Golden And Maltese Declare Victory On "granny's Law"
GOLDEN AND MALTESE DECLARE VICTORY ON "GRANNY’S LAW"
After a Year of Excuses and Inaction, Assembly Finally Agrees
To Address Issue of Vicious Assaults on Senior Citizens
Senators Martin J. Golden (R-C, Brooklyn), Chairman of the Senate Task Force on Critical Choices, and Serf Maltese (Queens), today declared victory and welcomed the news that the State Assembly Majority has finally agreed to toughen penalties on violent criminals who prey upon and viciously attack senior citizens.
Their statement came in response to today's announcement from Speaker Sheldon Silver that the Assembly leadership will allow a vote to be taken on legislation to increase penalties for individuals who physically assault senior citizens. This represents a major shift in policy for the Speaker, who had previously expressed reservations about passing legislation that was specifically designed to protect seniors from assaults.
"It took nearly a full year of news conferences, public rallies and scathing editorials to put pressure on Speaker Silver, but he finally seems to have gotten the message that New Yorkers want tougher penalties for vicious criminals who attack senior citizens," Senator Golden said. "Next week will mark one year to the day that 101 year-old Rose Morat and 85 year-old Solange Elizee were brutally beaten and mugged. While we are pleased that the Assembly Democrats have finally gotten on board with us regarding this issue, every New Yorker knows that it should never have taken so long to begin with."
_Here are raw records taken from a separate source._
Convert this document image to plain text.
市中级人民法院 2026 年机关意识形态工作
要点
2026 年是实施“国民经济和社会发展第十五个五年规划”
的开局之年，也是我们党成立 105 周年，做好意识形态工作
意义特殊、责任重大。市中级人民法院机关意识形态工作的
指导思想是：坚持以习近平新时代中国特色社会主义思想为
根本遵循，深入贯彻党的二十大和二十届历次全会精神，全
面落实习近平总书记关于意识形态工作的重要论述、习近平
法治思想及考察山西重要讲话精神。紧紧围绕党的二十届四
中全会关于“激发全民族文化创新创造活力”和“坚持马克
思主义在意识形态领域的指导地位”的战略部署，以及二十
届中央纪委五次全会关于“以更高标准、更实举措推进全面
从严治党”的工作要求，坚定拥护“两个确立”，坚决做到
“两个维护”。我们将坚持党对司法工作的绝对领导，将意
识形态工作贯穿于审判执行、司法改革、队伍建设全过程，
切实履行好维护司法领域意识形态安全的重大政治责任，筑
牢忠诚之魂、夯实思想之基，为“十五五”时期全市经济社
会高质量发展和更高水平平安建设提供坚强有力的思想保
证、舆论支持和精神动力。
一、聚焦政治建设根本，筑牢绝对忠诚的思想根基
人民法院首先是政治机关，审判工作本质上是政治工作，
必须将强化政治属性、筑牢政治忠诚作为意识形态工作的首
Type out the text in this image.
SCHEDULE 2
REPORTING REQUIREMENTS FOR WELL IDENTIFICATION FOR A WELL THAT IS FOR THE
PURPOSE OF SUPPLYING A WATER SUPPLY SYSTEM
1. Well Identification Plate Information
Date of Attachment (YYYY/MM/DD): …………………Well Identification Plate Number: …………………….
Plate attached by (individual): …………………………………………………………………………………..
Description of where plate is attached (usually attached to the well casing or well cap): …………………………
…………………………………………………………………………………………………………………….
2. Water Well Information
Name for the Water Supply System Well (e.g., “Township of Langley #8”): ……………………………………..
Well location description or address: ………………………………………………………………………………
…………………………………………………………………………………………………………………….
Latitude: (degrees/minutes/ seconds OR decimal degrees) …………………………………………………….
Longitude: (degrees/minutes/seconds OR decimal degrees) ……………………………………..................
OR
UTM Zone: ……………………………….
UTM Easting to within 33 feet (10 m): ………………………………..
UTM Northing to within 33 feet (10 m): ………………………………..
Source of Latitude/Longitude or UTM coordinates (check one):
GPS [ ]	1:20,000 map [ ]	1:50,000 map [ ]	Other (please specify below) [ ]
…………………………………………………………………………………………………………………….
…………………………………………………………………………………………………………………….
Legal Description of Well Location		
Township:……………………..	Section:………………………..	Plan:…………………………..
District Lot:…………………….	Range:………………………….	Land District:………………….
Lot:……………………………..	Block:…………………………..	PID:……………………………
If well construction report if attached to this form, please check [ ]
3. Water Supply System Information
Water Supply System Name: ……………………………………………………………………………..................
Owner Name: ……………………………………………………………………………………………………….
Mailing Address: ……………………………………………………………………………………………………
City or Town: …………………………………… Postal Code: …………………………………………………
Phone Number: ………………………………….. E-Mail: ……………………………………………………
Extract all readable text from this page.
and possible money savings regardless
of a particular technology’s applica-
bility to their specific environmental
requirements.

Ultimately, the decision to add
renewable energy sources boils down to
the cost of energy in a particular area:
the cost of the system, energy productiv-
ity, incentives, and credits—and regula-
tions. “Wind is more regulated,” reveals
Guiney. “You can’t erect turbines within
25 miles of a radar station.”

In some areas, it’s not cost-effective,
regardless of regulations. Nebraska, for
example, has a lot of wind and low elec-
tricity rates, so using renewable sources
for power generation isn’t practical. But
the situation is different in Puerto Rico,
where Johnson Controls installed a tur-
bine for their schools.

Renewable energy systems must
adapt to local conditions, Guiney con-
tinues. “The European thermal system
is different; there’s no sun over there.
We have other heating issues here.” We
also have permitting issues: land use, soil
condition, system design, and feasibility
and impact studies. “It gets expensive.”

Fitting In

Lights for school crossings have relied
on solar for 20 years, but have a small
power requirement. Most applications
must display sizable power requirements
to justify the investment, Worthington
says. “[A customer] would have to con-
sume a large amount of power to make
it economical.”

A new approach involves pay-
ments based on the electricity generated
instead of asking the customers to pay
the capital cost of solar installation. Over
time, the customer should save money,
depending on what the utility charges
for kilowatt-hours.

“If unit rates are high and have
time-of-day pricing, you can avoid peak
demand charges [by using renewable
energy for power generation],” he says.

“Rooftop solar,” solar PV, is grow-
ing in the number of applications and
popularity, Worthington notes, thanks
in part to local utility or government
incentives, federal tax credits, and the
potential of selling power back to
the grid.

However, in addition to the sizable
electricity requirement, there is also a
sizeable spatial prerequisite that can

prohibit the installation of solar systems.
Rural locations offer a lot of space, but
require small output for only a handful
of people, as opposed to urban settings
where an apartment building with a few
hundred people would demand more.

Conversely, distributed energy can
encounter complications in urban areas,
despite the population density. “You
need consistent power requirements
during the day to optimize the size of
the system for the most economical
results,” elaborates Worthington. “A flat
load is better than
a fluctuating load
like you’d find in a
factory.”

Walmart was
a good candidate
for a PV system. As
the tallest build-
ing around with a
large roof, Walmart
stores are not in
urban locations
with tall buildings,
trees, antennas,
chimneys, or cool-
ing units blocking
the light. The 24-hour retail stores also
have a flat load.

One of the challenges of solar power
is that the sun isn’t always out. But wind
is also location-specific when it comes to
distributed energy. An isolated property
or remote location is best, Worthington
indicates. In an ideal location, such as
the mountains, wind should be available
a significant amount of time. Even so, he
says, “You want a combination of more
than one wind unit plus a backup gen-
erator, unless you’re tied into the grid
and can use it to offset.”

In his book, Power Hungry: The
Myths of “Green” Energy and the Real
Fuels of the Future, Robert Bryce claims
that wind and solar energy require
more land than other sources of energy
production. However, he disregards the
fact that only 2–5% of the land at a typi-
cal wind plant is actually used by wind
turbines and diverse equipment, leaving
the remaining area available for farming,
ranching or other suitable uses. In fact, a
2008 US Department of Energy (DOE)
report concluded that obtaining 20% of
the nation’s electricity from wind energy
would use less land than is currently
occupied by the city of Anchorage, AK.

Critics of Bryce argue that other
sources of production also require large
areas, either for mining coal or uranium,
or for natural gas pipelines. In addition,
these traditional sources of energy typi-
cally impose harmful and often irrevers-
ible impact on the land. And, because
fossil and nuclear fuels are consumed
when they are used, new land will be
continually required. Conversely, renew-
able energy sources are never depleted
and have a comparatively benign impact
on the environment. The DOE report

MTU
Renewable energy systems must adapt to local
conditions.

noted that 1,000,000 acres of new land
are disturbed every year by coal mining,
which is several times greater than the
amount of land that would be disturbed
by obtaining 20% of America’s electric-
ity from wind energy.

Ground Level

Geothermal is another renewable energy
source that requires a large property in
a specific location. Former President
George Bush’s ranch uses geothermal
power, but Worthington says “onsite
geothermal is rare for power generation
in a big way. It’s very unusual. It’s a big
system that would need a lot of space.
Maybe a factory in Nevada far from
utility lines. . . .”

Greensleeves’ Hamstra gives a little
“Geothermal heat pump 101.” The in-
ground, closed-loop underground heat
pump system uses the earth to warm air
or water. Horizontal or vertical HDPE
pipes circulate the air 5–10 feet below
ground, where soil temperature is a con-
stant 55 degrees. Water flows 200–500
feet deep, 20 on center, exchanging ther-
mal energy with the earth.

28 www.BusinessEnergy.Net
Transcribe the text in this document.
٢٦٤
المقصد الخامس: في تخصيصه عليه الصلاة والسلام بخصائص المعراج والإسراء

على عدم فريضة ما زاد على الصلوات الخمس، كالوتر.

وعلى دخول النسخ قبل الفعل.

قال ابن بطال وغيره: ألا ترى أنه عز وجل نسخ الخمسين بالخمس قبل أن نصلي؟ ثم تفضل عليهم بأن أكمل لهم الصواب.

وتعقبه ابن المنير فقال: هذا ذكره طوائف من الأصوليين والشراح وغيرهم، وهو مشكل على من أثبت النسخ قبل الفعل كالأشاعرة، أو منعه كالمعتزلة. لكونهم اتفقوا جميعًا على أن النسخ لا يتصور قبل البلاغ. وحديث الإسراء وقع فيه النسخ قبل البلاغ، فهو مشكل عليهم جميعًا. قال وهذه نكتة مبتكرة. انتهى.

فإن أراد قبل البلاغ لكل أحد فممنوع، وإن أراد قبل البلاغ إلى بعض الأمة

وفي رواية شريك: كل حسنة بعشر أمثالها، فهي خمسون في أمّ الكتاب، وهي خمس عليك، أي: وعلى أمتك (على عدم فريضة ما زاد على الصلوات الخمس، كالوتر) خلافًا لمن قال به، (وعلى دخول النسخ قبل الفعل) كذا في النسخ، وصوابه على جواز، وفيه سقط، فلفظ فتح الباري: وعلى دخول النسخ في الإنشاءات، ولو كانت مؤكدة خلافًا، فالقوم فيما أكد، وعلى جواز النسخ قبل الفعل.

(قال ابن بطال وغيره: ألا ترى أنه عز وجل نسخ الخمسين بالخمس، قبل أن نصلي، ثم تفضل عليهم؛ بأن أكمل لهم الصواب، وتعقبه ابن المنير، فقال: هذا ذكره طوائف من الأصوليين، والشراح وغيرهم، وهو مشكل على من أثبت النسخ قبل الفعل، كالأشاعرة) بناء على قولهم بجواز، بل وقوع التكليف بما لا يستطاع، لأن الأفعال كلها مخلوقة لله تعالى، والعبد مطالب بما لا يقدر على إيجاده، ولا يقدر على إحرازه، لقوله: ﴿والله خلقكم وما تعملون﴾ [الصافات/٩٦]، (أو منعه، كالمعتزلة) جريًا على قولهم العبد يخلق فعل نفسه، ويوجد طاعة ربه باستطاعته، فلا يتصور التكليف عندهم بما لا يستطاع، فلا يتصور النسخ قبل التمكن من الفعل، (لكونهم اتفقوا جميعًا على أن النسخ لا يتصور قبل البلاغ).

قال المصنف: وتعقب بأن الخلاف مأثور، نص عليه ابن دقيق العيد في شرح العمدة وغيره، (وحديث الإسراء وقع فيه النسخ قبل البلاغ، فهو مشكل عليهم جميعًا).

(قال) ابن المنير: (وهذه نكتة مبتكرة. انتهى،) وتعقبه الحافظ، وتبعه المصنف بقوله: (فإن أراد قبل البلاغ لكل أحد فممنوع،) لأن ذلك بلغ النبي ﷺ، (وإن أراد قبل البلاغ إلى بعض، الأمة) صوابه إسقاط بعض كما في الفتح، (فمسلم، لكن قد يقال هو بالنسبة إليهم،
"After nearly a full year of handwringing, empty rhetoric and lame excuses, the Assembly Majority has finally seen the light," said Senator Serphin Maltese, former Queens Assistant District Attorney and Deputy Chief of the Homicide Bureau. "The bottom line is that wecannot allow seniors to be targeted and assaulted simply because they are not physically able to defend themselves. While we are pleased that the Assembly Majority now agrees with us, it's both outrageous and unfortunate that it took them so long to take action on behalf of our seniors."
Earlier this month, newspapers carried the story of another of New York's seniors, an 87 year old Bronx woman, being attacked by two men in their late teens or early twenties. Ironically enough, on the same day those stories became public, the Assembly Aging Committee was discussing, studying and debating the issue of elder abuse at a public hearing. At that time, the Senate Majority members once again made an urgent plea to the Assembly leadership to stop talking and to take action.
Within days of last year's assault on Rose Morat, Senators Golden, Maltese and others highlighted the fact that the penal law fails to provide more severe penalties for attacks on seniors. The two Senators then led the effort to develop and pass legislation during last year's legislative session to toughen penalties for such attacks. Throughout the remainder of the session, the Assembly Majority leadership resisted repeated public calls to take similar action on the Assembly floor.